The SARS-CoV-2 beta coronavirus is the etiological driver of COVID-19 disease, which is primarily characterized by shortness of breath, persistent dry cough, and fever. Because they transport oxygen, ...red blood cells (RBCs) may play a role in the severity of hypoxemia in COVID-19 patients. The present study combines state-of-the-art metabolomics, proteomics, and lipidomics approaches to investigate the impact of COVID-19 on RBCs from 23 healthy subjects and 29 molecularly diagnosed COVID-19 patients.
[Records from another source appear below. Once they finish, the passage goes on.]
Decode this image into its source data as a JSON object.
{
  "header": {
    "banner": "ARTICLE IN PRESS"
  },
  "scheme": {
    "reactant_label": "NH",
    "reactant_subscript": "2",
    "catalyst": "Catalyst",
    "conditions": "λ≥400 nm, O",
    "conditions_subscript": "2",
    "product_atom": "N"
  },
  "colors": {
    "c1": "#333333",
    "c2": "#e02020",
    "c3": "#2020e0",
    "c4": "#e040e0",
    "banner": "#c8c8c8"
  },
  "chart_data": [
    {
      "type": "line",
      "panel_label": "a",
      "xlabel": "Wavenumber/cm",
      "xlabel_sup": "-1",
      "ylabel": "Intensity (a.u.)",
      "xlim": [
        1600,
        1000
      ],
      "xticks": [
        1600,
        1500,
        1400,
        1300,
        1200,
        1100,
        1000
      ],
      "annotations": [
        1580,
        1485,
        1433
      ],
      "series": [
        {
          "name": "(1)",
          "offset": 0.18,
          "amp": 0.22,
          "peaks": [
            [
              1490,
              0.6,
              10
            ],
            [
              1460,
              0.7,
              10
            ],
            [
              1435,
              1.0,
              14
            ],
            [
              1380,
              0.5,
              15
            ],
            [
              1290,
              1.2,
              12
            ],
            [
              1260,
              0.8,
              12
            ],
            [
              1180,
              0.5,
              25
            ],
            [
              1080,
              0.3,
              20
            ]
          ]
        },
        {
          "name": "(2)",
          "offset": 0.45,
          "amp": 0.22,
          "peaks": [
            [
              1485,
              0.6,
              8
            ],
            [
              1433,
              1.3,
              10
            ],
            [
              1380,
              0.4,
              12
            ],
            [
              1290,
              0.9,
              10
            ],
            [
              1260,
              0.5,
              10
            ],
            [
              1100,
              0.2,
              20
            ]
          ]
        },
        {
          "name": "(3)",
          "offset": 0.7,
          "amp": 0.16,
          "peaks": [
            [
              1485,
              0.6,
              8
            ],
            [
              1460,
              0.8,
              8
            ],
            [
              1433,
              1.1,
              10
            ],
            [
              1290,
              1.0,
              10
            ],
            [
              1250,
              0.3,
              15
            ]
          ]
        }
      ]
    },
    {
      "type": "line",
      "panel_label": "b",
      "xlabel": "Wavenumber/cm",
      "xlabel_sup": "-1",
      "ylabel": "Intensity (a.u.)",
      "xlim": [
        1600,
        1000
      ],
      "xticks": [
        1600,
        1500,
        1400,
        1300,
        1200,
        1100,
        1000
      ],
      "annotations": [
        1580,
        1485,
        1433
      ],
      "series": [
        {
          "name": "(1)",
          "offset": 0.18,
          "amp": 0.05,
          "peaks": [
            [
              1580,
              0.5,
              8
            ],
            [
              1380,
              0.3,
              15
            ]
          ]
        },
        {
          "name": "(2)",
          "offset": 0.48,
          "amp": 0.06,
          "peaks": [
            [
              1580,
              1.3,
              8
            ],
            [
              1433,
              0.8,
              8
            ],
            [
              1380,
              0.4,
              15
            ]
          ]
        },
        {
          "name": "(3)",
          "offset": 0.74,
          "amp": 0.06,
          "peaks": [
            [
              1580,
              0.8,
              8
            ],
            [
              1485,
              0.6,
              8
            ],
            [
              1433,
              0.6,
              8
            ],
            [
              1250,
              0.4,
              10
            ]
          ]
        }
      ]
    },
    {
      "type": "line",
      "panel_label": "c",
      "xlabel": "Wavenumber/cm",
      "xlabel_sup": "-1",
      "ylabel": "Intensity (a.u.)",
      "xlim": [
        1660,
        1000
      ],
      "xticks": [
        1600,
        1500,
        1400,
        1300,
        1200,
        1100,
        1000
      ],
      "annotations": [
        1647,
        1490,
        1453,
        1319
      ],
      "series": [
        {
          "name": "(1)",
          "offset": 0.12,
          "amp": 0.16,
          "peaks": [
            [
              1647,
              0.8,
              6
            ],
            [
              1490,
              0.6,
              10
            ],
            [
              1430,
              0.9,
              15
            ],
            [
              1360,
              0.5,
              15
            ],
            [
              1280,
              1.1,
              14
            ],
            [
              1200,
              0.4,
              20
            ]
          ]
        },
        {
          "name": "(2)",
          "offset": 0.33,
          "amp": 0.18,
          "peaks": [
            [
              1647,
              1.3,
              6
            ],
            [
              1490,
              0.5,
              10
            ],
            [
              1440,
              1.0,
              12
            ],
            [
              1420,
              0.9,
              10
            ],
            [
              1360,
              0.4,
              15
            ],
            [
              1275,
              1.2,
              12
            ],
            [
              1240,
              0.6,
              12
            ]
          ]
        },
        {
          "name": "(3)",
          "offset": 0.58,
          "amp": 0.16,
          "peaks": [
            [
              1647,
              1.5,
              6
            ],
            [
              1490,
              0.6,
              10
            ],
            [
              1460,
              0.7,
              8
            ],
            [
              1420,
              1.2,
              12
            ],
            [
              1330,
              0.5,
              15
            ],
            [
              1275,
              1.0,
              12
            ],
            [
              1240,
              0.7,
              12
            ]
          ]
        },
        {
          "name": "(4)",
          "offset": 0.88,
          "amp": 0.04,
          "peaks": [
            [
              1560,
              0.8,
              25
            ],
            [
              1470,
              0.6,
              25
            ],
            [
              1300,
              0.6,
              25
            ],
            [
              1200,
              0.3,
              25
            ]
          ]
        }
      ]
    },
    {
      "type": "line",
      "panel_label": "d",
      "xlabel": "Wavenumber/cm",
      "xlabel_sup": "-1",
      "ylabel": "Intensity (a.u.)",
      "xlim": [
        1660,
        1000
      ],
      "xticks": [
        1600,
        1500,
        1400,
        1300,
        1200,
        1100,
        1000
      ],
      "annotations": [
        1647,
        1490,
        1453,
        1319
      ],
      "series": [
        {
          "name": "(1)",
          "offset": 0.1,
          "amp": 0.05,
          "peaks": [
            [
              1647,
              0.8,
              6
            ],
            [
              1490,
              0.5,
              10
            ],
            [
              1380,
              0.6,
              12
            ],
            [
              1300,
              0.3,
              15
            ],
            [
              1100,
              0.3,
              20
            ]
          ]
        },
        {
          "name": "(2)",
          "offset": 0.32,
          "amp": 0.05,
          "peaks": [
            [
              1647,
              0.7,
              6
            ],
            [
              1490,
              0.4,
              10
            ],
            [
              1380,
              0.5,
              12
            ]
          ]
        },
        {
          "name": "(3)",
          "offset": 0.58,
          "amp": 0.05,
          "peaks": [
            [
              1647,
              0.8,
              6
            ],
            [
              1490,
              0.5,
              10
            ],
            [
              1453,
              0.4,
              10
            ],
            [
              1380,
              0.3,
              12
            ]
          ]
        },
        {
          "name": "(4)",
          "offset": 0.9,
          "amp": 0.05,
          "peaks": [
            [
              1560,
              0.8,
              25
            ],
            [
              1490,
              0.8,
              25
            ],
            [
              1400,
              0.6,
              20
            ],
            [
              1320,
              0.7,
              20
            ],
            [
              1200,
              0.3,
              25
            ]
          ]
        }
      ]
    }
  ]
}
RBCs from COVID-19 patients had increased levels of glycolytic intermediates, accompanied by oxidation and fragmentation of ankyrin, spectrin beta, and the N-terminal cytosolic domain of band 3 (AE1). Significantly altered lipid metabolism was also observed, in particular, short- and medium-chain saturated fatty acids, acyl-carnitines, and sphingolipids. Nonetheless, there were no alterations of clinical hematological parameters, such as RBC count, hematocrit, or mean corpuscular hemoglobin concentration, with only minor increases in mean corpuscular volume. Taken together, these results suggest a significant impact of SARS-CoV-2 infection on RBC structural membrane homeostasis at the protein and lipid levels. Increases in RBC glycolytic metabolites are consistent with a theoretically improved capacity of hemoglobin to off-load oxygen as a function of allosteric modulation by high-energy phosphate compounds, perhaps to counteract COVID-19-induced hypoxia. Conversely, because the N-terminus of AE1 stabilizes deoxyhemoglobin and finely tunes oxygen off-loading and metabolic rewiring toward the hexose monophosphate shunt, RBCs from COVID-19 patients may be less capable of responding to environmental variations in hemoglobin oxygen saturation/oxidant stress when traveling from the lungs to peripheral capillaries and vice versa.